The OPTIMA SHF8 from Optima Consumer, likewise on display, is an eight place filling machine for viscous products which will be used to process spreads for food items after the exhibition. Outputs of up to 90 jars/min are achieved with filling weights of 500 and 250 grams. Its filling precision is srel +/- 1%. The machine is designed for filling volumes of up to 720 ml. Next year this machine will be used by a customer in connection with an OPTIMA Rotocap closing machine as a complete production line.

On the other hand, the OPTIMA SD auger filler is appropriate for powdery and granular products. This machine can be operated volumetrically or gravimetrically with a shut-off scale. Special options for the areas of food products, pharmaceuticals and chemicals ensure that filling is ideally matched to the product and that the quantity filled is reproducible and of extremely high precision.

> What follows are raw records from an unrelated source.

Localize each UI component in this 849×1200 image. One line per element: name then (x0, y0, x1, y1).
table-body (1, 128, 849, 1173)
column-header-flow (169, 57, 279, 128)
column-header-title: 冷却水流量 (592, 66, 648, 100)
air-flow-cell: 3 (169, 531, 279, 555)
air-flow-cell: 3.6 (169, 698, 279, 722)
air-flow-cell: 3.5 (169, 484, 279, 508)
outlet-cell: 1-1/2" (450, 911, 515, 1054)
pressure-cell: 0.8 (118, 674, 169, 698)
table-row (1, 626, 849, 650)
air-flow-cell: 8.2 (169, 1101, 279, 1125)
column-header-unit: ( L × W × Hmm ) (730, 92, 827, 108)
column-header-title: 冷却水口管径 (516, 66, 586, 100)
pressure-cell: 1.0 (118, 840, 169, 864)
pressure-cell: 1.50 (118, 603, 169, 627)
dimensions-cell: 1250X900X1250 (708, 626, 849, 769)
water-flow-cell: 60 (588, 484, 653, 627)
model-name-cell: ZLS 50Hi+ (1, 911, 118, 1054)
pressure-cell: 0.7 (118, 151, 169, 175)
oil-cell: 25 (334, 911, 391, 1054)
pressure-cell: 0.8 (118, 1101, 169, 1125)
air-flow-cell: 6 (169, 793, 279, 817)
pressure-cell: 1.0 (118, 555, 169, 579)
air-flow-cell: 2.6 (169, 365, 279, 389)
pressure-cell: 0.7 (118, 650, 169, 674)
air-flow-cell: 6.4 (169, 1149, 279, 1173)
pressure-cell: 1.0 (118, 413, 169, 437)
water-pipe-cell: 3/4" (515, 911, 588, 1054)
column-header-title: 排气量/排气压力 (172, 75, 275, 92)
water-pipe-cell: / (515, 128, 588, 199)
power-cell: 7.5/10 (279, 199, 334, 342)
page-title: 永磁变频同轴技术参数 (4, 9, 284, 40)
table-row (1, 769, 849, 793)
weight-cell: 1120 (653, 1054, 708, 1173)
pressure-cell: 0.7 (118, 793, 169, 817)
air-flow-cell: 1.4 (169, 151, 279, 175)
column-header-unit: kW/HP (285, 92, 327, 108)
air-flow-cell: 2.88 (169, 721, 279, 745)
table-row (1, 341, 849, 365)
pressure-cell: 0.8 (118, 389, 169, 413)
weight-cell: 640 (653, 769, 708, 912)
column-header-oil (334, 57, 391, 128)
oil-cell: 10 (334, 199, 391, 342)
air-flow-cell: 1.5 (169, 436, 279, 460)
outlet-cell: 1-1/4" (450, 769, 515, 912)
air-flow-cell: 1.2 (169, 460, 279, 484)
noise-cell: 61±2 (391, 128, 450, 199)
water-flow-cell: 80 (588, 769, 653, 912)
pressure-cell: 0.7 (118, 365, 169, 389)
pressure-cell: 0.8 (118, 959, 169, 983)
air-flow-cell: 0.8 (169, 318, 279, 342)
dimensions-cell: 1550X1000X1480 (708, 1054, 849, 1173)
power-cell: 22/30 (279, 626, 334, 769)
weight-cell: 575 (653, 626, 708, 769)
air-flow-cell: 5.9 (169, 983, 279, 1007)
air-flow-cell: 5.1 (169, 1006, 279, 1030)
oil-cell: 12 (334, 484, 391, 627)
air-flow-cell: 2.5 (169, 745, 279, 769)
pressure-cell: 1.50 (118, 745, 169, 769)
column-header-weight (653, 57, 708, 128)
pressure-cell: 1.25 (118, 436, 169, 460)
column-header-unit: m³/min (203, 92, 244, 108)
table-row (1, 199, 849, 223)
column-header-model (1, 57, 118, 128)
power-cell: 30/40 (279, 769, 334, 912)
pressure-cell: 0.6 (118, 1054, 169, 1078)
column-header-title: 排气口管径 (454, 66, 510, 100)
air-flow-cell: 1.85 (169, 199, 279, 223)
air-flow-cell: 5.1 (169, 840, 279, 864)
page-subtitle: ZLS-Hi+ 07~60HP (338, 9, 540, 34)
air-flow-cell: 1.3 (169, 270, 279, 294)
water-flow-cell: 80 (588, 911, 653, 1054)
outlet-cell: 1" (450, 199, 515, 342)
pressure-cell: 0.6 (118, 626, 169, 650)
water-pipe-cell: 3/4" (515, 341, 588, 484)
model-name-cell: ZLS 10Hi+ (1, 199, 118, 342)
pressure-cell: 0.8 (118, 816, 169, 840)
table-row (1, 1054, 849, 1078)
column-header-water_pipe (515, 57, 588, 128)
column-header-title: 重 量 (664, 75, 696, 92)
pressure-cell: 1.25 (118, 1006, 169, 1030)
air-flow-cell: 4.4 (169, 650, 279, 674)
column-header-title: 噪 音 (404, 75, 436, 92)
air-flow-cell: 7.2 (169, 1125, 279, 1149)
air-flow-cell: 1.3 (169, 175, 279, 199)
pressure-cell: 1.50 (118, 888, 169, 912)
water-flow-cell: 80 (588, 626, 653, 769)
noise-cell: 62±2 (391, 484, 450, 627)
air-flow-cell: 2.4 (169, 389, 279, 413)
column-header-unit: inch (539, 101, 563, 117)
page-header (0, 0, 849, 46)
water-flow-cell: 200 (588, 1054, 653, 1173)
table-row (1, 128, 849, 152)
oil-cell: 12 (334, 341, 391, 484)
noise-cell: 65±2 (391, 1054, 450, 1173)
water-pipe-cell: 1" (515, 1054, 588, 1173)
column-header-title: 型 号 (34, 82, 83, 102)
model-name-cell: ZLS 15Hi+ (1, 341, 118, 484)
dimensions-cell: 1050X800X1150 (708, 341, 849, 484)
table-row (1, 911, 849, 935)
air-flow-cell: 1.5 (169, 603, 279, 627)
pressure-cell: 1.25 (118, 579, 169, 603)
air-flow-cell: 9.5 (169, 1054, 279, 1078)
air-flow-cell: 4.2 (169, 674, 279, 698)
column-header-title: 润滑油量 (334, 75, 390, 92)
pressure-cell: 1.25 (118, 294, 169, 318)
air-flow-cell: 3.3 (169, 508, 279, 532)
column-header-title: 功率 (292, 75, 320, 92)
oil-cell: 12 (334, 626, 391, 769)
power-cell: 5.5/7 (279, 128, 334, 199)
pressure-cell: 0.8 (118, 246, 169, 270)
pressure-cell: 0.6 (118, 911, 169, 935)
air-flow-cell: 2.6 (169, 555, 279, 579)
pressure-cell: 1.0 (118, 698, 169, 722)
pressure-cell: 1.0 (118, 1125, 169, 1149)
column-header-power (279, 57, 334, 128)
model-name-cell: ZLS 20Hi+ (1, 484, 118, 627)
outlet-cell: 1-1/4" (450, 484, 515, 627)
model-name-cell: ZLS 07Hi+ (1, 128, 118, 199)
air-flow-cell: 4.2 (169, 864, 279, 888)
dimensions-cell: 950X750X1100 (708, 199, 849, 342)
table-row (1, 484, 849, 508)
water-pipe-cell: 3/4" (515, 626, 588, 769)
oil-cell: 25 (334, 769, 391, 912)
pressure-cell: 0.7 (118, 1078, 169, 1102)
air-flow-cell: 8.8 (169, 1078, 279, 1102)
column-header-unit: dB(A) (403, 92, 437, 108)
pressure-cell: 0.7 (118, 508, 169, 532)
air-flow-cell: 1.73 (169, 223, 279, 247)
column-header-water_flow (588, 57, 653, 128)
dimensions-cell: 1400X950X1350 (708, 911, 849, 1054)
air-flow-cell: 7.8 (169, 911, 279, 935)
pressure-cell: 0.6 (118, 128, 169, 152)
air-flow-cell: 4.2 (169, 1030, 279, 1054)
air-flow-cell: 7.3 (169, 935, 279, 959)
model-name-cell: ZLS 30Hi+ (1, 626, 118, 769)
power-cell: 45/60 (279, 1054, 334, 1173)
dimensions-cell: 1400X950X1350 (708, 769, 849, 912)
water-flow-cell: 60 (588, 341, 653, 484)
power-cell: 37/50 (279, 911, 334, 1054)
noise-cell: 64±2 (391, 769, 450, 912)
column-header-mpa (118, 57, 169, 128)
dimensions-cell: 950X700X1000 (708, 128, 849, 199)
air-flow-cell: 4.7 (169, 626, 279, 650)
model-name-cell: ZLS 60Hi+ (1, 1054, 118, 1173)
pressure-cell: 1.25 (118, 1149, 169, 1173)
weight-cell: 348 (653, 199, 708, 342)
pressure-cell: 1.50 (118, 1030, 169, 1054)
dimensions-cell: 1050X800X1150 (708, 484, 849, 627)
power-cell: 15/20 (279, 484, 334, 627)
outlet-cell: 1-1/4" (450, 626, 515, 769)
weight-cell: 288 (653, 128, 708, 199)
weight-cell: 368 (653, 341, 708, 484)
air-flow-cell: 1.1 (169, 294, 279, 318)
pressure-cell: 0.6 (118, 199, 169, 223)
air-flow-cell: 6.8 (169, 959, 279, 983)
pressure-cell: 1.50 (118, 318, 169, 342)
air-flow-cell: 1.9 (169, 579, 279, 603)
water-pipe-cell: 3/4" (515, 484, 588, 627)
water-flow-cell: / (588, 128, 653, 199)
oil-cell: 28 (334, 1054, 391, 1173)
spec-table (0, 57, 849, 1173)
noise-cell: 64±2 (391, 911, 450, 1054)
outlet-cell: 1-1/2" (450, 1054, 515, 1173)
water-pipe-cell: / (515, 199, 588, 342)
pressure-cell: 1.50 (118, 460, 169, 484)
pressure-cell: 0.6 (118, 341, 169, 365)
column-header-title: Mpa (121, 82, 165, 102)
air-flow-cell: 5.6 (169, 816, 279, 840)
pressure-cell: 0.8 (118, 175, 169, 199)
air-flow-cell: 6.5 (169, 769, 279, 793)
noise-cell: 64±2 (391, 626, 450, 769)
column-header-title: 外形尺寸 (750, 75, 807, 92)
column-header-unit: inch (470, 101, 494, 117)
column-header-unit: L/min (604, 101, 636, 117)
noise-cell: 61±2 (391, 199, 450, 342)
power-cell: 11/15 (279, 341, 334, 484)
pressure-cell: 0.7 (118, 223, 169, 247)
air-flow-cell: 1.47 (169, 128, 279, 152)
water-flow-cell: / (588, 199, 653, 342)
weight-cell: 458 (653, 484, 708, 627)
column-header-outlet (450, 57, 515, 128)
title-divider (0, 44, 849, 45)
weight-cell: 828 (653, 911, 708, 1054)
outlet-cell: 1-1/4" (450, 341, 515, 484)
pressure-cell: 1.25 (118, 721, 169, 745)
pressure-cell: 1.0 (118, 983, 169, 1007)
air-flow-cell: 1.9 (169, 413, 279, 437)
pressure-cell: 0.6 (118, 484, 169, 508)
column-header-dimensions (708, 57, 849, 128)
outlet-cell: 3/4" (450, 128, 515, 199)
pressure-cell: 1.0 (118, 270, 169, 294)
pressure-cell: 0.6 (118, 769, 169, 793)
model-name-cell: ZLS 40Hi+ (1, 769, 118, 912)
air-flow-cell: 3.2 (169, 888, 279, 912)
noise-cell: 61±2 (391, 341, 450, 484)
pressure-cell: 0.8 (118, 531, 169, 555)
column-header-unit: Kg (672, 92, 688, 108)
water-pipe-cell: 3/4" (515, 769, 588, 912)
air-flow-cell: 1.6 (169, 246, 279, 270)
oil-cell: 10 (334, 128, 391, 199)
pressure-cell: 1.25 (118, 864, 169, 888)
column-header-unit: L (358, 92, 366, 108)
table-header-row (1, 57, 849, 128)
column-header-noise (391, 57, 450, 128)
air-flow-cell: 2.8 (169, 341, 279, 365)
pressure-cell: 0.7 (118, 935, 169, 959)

Optima Consumer will also be displaying their OPTIMA CMF cartoning machine. Its modular construction offers ultra-high flexibility. Its especially gentle mode of operation leads to very high product quality and also results in fewer rejects. Applications in the cosmetics industry, among others, require frequent format changes which can be carried out with the CMF series very precisely, either semi or fully automatically, and in minimal time. The model on display has a stamping as well as a pick & place station with which the products can be inserted into open folded boxes. Its output is as high as 200 boxes/min. The CMF can be ordered with accessory modules for booklet dispensers, labelers and others too.

The KUGLER Flexocap assembly and closing machine achieves outputs of up to 70 pieces/min. Its layout has been designed for very good cleanability and accessibility, as well as rapid format changes. This machine complies with the FDA’s cGMP requirements and handles all common closures, i.e. stoppers, droppers, reducing rings, spray pumps, brushes, screw caps, crimping caps, pipettes and many more. This machine can also process aluminum and plastic foils with temperature or induction sealing. It is designed for container diameters of up to 100 mm.

The SIEREM PS 800 stacking wheel receives thin products such as panty liners. This model is also used for modern wound dressings, similar to the ones that are manufactured and packed with machines from the Optima Life Science area. The products are conducted, as needed, into the secondary packaging process from this interim storage. This stacking wheel can also act as a buffer between production and packaging.

OPTIMA at the Emballage Exhibition. November 19-22, 2012, Hall 5a, Stand G047 and representation Serpac Hall 5a, Stand F056.